When, a few years later, I began to write myself, it took a conscious effort to wean myself off the rhythms and loop-the-loop habits of mind of a writer to whom, judging by my concave-spined and painstakingly sellotaped copy of Infinite Jest, I had perhaps become a little addicted.
And addiction, of course, is the subject of Infinite Jest. To TV and film, to drugs and alcohol, to the anaesthetic pleasures of contemporary America: like and unlike Martin Amis’s John Self, Wallace’s characters are addicted to the 21st century.
Set in an indeterminate near-future in which time itself is subject to corporate sponsorship – the events of the book mostly take place in the Year of the Depend Adult Undergarment – the plot concerns the lost master copy of a film so entertaining it induces a state of eventually fatal catatonia in its viewers. Hal Incandenza, an academically gifted teenage tennis prodigy at a Boston sports academy, and Don Gately, a recovering Demerol addict at a nearby halfway house, become involved in the search for the film.
This is only the main narrative thrust in a book that derives its power from a thousand incidental victories: the brilliant riff on videophone technology, the heartbreaking story of bedraggled drag queen Poor Tony Krause, who weighs in at 50 kilos and has “skin ... the colour of summer squash”, the street-fight between Gately’s fellow-inmates and a cell of Quebecois separatists, in which Gately is shot and sees the gunman “drawing a second bead on Don’s big head... with the bore’s lightless eye and a little pubic curl of smoke coming up from the vented muzzle”.
The gun’s “lightless eye”, the “pubic curl of smoke”: DFW’s style is so relaxed, and so sparsely punctuated, that the eye speeds past phrases another writer might have cushioned in commas, as jewels worthy of the reader’s special attention.

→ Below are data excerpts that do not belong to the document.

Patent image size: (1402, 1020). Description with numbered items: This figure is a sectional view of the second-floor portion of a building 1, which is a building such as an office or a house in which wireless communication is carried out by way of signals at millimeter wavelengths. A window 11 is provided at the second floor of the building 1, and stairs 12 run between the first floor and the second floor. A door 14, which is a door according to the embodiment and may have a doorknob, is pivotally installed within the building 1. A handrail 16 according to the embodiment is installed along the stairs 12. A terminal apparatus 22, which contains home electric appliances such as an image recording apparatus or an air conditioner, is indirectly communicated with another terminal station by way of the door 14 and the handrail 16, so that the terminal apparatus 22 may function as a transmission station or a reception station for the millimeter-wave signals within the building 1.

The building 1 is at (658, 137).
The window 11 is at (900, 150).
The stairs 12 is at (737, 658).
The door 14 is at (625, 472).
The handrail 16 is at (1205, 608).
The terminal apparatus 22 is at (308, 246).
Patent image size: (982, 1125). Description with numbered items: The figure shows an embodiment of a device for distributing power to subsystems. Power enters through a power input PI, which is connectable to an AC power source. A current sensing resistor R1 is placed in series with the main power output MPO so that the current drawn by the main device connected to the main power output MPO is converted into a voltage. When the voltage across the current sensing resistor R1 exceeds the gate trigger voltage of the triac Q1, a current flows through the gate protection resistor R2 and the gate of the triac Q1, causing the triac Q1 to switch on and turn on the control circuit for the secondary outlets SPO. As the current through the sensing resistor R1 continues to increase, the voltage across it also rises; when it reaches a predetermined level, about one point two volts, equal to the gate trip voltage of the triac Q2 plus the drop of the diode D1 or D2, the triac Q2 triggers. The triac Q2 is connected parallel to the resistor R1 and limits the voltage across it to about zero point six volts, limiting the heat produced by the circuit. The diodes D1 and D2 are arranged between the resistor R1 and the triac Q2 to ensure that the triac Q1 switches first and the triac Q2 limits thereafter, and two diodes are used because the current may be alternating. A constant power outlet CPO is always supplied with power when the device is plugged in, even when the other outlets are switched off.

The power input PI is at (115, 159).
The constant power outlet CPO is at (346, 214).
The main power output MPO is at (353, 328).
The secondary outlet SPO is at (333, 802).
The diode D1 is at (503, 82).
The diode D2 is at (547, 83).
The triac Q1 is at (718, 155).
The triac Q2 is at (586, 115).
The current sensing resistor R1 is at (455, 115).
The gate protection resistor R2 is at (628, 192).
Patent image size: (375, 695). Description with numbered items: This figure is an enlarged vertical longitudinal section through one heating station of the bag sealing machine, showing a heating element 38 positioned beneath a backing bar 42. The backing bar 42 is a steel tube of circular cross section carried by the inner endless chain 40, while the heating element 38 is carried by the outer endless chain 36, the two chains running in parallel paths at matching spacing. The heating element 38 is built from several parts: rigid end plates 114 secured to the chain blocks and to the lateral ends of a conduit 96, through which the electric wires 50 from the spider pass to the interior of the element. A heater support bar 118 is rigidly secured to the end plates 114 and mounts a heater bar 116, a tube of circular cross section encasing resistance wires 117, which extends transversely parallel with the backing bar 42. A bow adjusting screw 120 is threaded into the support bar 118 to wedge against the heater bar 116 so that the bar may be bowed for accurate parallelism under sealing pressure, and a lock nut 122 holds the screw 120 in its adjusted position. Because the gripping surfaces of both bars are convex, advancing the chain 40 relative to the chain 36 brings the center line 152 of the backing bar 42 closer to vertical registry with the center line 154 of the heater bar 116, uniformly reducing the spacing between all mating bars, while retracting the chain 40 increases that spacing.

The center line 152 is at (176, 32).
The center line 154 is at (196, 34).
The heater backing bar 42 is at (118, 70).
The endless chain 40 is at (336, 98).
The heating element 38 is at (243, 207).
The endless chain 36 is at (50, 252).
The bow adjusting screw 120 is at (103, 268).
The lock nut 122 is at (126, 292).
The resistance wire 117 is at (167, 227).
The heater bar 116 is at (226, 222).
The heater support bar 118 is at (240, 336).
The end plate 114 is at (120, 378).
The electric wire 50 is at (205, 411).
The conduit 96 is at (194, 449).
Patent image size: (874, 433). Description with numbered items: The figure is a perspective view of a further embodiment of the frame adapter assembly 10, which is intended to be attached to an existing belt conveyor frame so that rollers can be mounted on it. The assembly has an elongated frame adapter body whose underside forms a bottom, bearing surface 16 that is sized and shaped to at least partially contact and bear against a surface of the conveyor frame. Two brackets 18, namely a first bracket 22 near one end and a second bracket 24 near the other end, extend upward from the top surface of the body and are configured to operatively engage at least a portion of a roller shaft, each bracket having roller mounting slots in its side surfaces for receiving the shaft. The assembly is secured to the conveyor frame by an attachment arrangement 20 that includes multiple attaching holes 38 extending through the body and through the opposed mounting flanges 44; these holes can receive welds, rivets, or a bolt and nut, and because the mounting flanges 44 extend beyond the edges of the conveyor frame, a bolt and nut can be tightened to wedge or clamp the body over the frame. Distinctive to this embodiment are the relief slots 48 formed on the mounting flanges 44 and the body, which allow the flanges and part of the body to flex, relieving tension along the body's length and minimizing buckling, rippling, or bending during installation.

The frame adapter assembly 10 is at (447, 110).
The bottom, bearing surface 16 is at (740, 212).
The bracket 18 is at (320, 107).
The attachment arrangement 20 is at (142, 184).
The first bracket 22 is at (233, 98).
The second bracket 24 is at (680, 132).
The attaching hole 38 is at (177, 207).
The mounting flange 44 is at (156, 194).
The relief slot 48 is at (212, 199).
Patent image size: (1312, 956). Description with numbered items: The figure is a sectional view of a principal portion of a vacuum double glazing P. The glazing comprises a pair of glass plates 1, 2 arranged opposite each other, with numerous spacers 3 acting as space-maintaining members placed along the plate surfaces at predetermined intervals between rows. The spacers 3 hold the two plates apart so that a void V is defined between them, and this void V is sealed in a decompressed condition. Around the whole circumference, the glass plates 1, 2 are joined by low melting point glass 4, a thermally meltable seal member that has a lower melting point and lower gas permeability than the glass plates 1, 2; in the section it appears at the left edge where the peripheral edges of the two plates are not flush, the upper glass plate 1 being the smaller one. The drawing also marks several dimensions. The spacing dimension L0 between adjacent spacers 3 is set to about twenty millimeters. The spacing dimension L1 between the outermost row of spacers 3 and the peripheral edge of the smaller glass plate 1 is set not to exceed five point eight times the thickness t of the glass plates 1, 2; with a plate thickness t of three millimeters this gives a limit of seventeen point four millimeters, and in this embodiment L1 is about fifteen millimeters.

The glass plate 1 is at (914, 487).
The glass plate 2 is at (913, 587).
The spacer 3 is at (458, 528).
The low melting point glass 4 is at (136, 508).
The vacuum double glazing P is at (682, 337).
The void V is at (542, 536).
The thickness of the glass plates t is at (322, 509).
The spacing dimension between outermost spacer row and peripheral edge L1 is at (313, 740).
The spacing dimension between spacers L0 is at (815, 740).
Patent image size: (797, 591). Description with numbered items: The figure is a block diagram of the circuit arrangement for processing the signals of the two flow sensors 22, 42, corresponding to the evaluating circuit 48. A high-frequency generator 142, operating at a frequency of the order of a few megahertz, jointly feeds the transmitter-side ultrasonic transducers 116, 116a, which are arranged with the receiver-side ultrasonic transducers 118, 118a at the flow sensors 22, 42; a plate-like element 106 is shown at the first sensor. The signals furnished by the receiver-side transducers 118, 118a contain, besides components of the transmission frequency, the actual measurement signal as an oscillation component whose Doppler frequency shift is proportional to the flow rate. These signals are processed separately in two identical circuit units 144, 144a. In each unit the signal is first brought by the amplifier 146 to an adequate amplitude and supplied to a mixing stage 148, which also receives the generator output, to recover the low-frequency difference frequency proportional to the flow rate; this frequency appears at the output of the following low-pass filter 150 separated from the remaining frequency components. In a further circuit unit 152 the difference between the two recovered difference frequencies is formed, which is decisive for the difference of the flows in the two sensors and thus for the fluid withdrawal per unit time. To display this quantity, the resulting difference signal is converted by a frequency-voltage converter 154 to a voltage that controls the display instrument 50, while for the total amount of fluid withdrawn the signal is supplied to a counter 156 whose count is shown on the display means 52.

Wallace once said that the goal of modern fiction was to “take it as axiomatic that the present is grotesquely materialistic”, and “ask how is it that we as human beings still have the capacity for joy, charity, genuine connections, for stuff that doesn’t have a price”. And this insistent faith in human generosity is enacted in his talent, in the superabundant felicities of his prose: he gives them away.